The development of Christian Hebraism in the 16th century has been the focus of many scholars in recent years. As early as 1870, Ludwig Geiger emphasized in his groundbreaking monograph “The Study of the Hebrew Language in Germany” the outstanding significance of medieval Jewish grammatical works for early modern Protestant Hebraists. Mahalakh Schevile ha-Daʿat and the Sefer Mikhlol, which were composed during the 12th and 13th century by the Provençal Rabbis Moses and David Kimchi, served as the most widespread sources used by Protestant Hebraists. The first part of the Sefer Mikhlol, an introductory to Biblical Hebrew, was highly acclaimed by Sebastian Münster and others, while its second part, the Sefer ha-Shorashim, became the basis of Reuchlin’s and Sanctes Pagninus‘ dictionaries.
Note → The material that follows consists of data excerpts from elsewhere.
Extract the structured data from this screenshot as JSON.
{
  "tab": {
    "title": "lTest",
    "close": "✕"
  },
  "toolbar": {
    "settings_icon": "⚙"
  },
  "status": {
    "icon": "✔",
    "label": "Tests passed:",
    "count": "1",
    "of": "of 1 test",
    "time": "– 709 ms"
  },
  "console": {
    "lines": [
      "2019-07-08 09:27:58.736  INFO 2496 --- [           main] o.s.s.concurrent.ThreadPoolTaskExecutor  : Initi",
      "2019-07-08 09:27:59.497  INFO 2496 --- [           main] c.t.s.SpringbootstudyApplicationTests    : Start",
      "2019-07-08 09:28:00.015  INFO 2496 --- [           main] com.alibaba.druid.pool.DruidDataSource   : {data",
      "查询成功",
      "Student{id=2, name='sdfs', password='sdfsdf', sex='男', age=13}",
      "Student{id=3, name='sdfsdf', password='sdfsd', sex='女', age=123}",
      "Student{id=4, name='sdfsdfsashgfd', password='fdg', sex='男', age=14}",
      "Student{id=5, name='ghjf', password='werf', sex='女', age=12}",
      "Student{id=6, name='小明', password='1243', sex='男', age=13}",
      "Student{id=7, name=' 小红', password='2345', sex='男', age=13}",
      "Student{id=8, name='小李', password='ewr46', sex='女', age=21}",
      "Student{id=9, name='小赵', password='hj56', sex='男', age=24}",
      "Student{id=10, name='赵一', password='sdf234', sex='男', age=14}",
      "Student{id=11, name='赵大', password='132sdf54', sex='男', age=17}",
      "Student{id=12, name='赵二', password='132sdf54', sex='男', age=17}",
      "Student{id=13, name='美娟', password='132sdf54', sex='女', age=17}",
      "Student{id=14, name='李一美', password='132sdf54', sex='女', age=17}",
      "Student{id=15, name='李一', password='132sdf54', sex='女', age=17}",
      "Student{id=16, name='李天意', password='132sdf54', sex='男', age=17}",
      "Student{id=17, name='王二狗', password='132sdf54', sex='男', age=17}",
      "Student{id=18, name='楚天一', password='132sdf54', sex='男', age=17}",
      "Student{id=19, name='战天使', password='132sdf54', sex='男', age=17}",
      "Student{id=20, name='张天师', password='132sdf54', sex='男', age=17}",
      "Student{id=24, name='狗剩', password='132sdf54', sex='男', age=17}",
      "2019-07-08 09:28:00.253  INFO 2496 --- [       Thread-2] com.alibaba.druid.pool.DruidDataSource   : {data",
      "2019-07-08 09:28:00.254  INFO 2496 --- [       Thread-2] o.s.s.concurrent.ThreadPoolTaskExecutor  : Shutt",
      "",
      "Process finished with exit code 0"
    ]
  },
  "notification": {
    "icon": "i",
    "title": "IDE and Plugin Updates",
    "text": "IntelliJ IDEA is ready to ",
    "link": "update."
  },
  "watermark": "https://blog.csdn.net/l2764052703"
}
In contrast to the ongoing interest of studies in the influence of Hebrew medieval Grammar, the enormous impact of medieval Jewish Bible commentaries on early Protestant exegesis has thus far been ignored. In this paper I will investigate and attempt to uncover the substantial influence of David Kimchi´s commentaries in particular. It was Radak’s interpretations which were held in great esteem, as mirrored by the statements of Martin Luther, calling him deus Rabinorum, and Johannes Calvin, regarding him as the fidelissimus inter Rabbinos. Due to the invention of letterpress printing, Radak’s commentaries on the Former and Latter Prophets, and on the Book of Psalms, were widely disseminated among Christian scholars. As the Protestant reformer Paul Fagius noted, Radak was considered to be the most adequate interpreter of the literal and historical sense of the biblical text. Accordingly, his explanations on the Psalms and the Prophets seemed to be cited more frequently than those of Rashi and ibn Ezra, among others in Martin Bucer’s Sacrorum Psalmorum libri quinque and in the annotations of Sebastian Münster’s Biblia Hebraica.